Performance and training standards for endovascular ischemic stroke treatment

New York Presbyterian Hospital, Columbia University, College of Physicians & Surgeons, Neurological Institute, New York, New York, USA.
Journal of Neurointerventional Surgery (Impact Factor: 1.38). 07/2009; 1(1):10-2. DOI: 10.1136/jnis.2009.000687
Source: PubMed

ABSTRACT Stroke is the third leading cause of death in the USA, Canada, Europe, and Japan. According to the American Heart Association and the American Stroke Association, there are now 750,000 new strokes that occur each year, resulting in 200,000 deaths, or 1 of every 16 deaths, per year in the USA alone. Endovascular therapy for patients with acute ischemic stroke is an area of intense investigation. The American Stroke Association has given a qualified endorsement of intra-arterial thrombolysis in selected patients. Intra-arterial thrombolysis has been studied in two randomized trials and numerous case series. Although two devices have been granted FDA approval with an indication for mechanical stroke thrombectomy, none of these thrombectomy devices has demonstrated efficacy for the improvement of patient outcomes. The purpose of the present document is to define what constitutes adequate training to perform neuroendovascular procedures in patients with acute ischemic stroke and what performance standards should be adopted to assess outcomes.
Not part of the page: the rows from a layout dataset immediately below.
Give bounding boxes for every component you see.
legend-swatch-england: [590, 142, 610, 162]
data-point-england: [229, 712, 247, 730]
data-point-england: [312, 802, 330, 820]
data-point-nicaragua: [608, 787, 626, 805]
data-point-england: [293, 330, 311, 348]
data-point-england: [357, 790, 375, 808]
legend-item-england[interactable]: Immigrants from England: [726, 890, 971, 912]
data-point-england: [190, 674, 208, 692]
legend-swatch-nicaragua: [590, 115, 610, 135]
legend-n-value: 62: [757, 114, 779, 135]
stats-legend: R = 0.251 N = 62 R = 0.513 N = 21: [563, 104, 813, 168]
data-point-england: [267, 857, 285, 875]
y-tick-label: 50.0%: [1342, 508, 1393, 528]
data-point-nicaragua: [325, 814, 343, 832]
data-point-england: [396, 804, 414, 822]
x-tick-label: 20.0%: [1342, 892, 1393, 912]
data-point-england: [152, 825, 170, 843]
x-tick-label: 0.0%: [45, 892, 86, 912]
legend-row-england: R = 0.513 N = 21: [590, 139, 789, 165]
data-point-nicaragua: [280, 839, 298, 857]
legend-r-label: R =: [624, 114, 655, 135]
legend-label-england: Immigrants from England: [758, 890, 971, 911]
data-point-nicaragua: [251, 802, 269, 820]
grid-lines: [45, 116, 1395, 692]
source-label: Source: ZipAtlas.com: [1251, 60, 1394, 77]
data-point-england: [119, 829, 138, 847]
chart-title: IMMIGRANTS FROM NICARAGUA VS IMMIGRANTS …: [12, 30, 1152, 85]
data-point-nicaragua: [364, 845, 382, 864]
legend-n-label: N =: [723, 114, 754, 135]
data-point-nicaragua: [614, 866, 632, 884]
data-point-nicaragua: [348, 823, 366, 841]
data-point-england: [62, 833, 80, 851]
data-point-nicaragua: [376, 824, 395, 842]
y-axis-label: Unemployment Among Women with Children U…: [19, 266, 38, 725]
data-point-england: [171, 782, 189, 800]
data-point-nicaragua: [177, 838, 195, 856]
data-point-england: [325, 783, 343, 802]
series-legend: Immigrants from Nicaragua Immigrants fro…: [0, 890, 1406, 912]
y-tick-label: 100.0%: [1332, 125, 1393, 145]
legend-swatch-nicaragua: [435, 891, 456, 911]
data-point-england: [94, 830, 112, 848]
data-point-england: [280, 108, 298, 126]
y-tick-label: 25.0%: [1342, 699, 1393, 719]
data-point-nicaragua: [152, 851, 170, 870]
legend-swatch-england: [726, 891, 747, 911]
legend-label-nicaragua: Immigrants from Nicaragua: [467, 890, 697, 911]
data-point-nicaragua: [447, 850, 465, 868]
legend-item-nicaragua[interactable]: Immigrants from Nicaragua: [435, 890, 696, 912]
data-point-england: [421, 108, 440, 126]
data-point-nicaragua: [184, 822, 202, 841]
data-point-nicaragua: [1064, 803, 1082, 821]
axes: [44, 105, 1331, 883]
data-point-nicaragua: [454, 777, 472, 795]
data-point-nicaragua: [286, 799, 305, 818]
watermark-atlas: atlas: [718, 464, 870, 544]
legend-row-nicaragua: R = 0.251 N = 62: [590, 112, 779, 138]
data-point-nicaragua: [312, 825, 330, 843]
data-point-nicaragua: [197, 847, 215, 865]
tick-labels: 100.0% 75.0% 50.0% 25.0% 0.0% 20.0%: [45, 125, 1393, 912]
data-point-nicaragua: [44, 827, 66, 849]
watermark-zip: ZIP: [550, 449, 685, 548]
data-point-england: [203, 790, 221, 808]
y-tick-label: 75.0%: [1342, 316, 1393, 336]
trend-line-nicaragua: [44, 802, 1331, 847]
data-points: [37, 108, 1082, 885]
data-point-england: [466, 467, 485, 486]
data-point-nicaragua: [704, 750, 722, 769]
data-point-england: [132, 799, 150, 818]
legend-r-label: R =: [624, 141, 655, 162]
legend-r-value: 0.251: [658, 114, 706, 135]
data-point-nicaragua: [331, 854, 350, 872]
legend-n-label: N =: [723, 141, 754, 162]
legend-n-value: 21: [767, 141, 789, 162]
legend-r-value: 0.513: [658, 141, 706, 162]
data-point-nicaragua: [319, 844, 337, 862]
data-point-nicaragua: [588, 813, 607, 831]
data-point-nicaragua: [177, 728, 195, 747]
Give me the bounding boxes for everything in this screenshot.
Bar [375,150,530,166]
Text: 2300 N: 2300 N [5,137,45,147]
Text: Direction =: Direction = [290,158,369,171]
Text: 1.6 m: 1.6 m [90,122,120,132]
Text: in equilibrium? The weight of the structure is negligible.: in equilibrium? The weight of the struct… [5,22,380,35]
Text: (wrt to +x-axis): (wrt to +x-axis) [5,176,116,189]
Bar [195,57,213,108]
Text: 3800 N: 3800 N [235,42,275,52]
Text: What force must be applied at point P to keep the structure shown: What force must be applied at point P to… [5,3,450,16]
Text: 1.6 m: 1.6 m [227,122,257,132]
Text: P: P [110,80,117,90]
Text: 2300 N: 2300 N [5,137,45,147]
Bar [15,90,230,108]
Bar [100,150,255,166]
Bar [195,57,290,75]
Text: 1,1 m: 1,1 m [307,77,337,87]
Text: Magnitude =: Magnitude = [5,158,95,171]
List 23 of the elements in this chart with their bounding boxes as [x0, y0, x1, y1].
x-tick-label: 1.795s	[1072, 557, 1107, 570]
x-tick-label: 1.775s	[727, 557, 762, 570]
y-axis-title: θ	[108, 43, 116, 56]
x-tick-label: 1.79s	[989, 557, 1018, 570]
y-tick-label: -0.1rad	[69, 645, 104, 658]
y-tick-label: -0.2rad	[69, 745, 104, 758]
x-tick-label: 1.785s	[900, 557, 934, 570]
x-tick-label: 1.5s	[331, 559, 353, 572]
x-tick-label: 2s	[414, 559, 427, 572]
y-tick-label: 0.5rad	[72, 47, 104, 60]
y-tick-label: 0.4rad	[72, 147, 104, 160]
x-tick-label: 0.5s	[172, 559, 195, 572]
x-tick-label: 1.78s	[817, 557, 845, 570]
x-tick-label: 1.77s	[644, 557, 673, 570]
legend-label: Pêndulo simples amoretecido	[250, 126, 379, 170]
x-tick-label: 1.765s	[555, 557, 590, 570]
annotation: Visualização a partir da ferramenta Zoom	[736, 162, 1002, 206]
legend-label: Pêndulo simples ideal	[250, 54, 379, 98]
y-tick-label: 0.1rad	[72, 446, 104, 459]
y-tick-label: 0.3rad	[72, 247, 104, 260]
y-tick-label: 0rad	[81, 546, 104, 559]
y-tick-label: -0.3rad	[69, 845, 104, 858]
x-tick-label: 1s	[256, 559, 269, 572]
These guidelines have been written and approved by multiple neuroscience societies which historically have been directly involved in the medical, surgical and endovascular care of patients with acute stroke. The participating member organizations of the Neurovascular Coalition involved in the writing and endorsement of this document are the Society of NeuroInterventional Surgery, the American Academy of Neurology, the American Association of Neurological Surgeons/Congress of Neurological Surgeons Cerebrovascular Section, and the Society of Vascular & Interventional Neurology.